Sé Catedral. Angra.

«Na verdade, nós não temos um sumo sacerdote incapaz de Se compadecer das nossas fraquezas. Pelo contrário, Ele mesmo foi provado em tudo, à nossa semelhança, excepto no pecado». Estas palavras que nos são dirigidas a partir do autor da Carta aos Hebreus sintetiza para nós hoje o significado da morte de Jesus de Nazaré.

Ele experimenta até ao limite as provações e os sofrimentos da humanidade de modo que nada do que de humano, trágico, perplexo e incompreensível para a inteligência da criatura está fora da Sua experiência.

Perante o absurdo do sofrimento e da morte, a primeira leitura, na profecia de Isaias exclama «à sua vista, muitos se encheram de espanto – tão desfigurado estava o seu rosto que tinha perdido toda a aparência de um ser humano –assim se hão-de encher de assombro muitas nações e, diante dele, os reis ficarão calados, porque hão-de ver o que nunca lhes tinham contado e observar o que nunca tinham ouvido». Está a delinear a figura do servo de Javé sobre o qual cairá toda a maldade.

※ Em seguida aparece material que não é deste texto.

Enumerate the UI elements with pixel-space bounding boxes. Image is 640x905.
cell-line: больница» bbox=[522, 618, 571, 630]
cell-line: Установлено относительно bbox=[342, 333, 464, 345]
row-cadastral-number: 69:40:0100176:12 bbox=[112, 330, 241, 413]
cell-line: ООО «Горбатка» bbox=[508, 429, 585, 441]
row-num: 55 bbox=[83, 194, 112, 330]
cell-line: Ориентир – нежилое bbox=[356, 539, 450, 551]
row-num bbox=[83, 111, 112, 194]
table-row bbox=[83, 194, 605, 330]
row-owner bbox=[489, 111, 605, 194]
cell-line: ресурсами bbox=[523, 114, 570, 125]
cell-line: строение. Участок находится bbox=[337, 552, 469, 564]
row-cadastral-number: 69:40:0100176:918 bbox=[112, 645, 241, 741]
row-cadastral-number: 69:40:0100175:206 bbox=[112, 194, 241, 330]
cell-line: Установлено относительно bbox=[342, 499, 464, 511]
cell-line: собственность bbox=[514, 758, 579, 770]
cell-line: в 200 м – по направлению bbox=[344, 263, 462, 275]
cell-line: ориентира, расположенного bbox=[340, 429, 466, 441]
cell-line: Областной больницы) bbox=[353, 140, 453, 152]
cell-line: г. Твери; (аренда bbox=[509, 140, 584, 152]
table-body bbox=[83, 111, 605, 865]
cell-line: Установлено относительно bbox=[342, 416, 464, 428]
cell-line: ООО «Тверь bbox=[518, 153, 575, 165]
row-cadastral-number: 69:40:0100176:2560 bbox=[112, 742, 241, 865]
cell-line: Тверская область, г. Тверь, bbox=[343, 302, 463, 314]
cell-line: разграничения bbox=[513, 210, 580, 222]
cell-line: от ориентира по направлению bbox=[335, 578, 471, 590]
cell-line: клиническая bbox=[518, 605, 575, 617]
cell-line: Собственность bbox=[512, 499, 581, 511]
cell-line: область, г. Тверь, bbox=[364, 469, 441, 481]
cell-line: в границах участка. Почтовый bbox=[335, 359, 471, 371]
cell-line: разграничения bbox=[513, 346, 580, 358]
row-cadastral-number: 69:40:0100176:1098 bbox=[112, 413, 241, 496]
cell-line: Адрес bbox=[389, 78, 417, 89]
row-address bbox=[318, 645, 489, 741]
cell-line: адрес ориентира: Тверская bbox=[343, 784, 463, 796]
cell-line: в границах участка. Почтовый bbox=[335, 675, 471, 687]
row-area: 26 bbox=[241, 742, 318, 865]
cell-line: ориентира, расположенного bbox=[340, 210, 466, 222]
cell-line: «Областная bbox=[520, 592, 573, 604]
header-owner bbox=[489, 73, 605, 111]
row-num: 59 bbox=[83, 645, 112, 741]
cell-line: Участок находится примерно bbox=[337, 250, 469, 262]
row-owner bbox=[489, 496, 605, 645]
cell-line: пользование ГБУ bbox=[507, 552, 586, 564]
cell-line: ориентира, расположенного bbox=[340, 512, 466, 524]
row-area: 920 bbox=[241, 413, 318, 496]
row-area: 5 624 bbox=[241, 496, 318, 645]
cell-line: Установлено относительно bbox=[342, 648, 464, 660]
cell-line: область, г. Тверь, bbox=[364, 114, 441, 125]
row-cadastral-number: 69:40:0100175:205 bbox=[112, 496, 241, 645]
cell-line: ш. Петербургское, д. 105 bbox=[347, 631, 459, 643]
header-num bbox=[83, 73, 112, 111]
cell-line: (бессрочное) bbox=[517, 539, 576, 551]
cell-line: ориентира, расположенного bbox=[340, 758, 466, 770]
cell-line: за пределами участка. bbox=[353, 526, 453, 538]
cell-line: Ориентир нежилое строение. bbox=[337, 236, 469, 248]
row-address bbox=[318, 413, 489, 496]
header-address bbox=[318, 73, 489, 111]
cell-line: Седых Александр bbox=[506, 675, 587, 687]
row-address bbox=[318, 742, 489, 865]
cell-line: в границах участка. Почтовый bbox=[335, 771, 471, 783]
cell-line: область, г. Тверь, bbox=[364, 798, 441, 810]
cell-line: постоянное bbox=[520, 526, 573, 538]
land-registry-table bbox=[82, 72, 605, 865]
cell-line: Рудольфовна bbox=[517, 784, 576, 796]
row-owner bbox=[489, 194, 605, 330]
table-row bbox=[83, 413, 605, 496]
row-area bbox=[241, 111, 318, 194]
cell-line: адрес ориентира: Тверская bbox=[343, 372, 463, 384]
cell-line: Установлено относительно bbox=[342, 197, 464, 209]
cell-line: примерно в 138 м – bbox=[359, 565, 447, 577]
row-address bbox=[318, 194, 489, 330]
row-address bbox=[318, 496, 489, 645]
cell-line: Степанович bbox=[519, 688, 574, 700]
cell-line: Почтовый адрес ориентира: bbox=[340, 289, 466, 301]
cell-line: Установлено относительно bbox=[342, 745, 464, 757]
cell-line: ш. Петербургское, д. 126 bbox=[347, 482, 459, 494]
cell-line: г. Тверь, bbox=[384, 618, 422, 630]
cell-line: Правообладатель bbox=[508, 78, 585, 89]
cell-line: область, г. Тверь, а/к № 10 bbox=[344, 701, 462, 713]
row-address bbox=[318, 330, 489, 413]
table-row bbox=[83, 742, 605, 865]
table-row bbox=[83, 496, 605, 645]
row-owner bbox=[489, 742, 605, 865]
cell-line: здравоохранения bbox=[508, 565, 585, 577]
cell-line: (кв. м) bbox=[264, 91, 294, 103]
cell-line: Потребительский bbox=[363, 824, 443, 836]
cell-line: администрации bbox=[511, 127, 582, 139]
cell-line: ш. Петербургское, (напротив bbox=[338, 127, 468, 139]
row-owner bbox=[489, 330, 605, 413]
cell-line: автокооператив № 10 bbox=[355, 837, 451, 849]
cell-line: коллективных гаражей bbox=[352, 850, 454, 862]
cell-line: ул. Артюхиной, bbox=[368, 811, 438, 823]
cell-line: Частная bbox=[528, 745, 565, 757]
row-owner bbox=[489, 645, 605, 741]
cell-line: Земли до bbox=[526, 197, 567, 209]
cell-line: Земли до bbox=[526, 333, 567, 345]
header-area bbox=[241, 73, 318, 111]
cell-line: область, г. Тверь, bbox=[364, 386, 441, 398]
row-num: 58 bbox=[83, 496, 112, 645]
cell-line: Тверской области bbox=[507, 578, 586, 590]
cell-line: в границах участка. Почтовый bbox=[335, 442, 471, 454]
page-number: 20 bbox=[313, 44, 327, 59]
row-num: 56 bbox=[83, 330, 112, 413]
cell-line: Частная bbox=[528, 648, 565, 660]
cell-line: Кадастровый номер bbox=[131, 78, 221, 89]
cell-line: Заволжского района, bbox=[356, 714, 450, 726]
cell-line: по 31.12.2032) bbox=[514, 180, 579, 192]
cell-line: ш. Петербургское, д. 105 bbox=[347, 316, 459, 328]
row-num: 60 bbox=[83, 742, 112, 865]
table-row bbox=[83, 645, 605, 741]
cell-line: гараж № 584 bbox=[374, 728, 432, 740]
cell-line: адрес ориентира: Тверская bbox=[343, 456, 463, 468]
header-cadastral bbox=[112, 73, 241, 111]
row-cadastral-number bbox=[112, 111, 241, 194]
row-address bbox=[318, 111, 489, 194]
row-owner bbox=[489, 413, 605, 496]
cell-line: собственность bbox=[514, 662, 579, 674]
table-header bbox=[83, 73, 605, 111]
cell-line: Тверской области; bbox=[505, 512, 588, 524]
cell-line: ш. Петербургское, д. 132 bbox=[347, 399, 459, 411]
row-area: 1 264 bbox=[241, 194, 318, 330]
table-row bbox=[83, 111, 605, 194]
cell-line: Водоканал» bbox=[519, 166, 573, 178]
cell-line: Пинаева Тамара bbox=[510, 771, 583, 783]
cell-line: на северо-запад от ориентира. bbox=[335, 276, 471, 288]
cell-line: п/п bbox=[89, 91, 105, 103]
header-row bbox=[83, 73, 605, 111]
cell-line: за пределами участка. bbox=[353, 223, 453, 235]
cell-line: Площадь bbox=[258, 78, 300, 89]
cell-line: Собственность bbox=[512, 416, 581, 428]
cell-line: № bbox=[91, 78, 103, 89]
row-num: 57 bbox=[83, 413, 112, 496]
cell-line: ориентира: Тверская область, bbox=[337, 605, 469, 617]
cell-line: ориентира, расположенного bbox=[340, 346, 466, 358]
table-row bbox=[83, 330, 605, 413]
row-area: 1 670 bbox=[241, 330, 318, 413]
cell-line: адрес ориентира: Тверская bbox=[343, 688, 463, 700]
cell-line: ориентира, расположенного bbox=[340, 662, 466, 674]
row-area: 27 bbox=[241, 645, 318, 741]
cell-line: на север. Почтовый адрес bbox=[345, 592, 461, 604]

Sabendo nós hoje que esta figura se realiza em Jesus de Nazaré, o Filho de Deus, ainda mais assombro nos provoca e de sobremaneira se calam as palavras e impera o silêncio.

É imperioso no nosso tempo reconhecer a actualidade desta presença divina e desta descrição do servo de Deus entregue pela humanidade. A sociedade de hoje continua a contar com tanta gente desfigurada na sua dignidade de ser humano. Tantas dores, perplexidades, incompreensões, mortes, desesperos, fragilidades, guerras e injustiças a reclamar não só medidas que ajudem a aliviar o sofrimento mas a clamar pela presença de quem aprenda a amar o seu irmão assumindo a sua condição e oferecendo-lhe a realidade nova que só Deus poderá oferecer.

Há um mundo velho e antigo que deve morrer para renascer uma nova humanidade. É precisamente este objectivo que acompanha a história da humanidade e que encontra voz na história da salvação através dos profetas e que culmina com a atitude pessoal de Jesus de Nazaré que abre um novo mundo oferecendo-se na morte para alterar o mundo antigo e oferecer uma vida nova de comunhão com Deus e com os irmãos.

É esta palavra de esperança que está no inicio da leitura de Isaias quando diz que «vede como vai prosperar o meu servo: subirá, elevar-se-á, será exaltado».

Por sua vez o autor da Carta aos Hebreus convida à esperança quando sublinha que «vamos, portanto, cheios de confiança, ao trono da graça, a fim de alcançarmos misericórdia e obtermos a graça de um auxílio oportuno».

No silêncio, na contemplação e no assombro que esta hora nos provoca, deixemo-nos invadir pela presença do Espirito da verdadeira Sabedoria para podermos penetrar em profundidade neste mistério que diz respeito à revelação de Deus feita em Jesus de Nazaré, Seu Filho, mas que envolve também o sentido da nossa vida.

A Palavra de Deus, hoje, convida-nos a percorrer com Jesus Cristo o caminho da cruz e da entrega, caminho de amor e de redenção. Só poderemos penetrar nele com humildade e simplicidade, com confiança e abertura interior para aprendermos dAquele que percorre este caminho de salvação e sentirmos d’Ele o chamamento a morrermos para nós próprios para vivermos para Deus e para os irmãos.

Junto a Cristo encontramos tantas pessoas que hoje jazem mortas na sua dignidade à beira da história dos homens. Com olhar de sabedoria e de generosa entrega na missão de libertarmos os nossos irmãos que padecem as injustiças e as violências, a fome e a exclusão, a deportação e a solidão, percorremos este caminho que Jesus de Nazaré percorre que é o verdadeiro caminho onde se cruza a vida humana com a presença de Deus e no qual se descobre que o nosso semelhante é nosso irmão.

Este caminho da cruz que leva à morte do Filho de Deus é verdadeiramente a realidade que nos desafia nos nossos critérios, valores e opções, porque este é o único caminho que nos revela o verdadeiro Deus que se oferece totalmente pelas Suas criaturas.

Mas esta celebração projecta-nos na esperança da vida nova anunciada por Jesus Cristo que momentaneamente se esconde mas que por iniciativa divina desabrochará como nova criação que a todos nós nos atingirá e nos fará experimentar a vida que Deus nos quer oferecer desde toda a eternidade e que agora fica ao nosso alcance com a participação na morte de Cristo porque quem morre com Cristo também com Ele experimentará a ressurreição.

Imploramos de Nossa Senhora das Dores, Mãe e Rainha dos Açores que nos faça viver profundamente a entrega de Jesus Cristo, o Seu Filho, na Sua mote para também possamos saborear a alegria da ressurreição.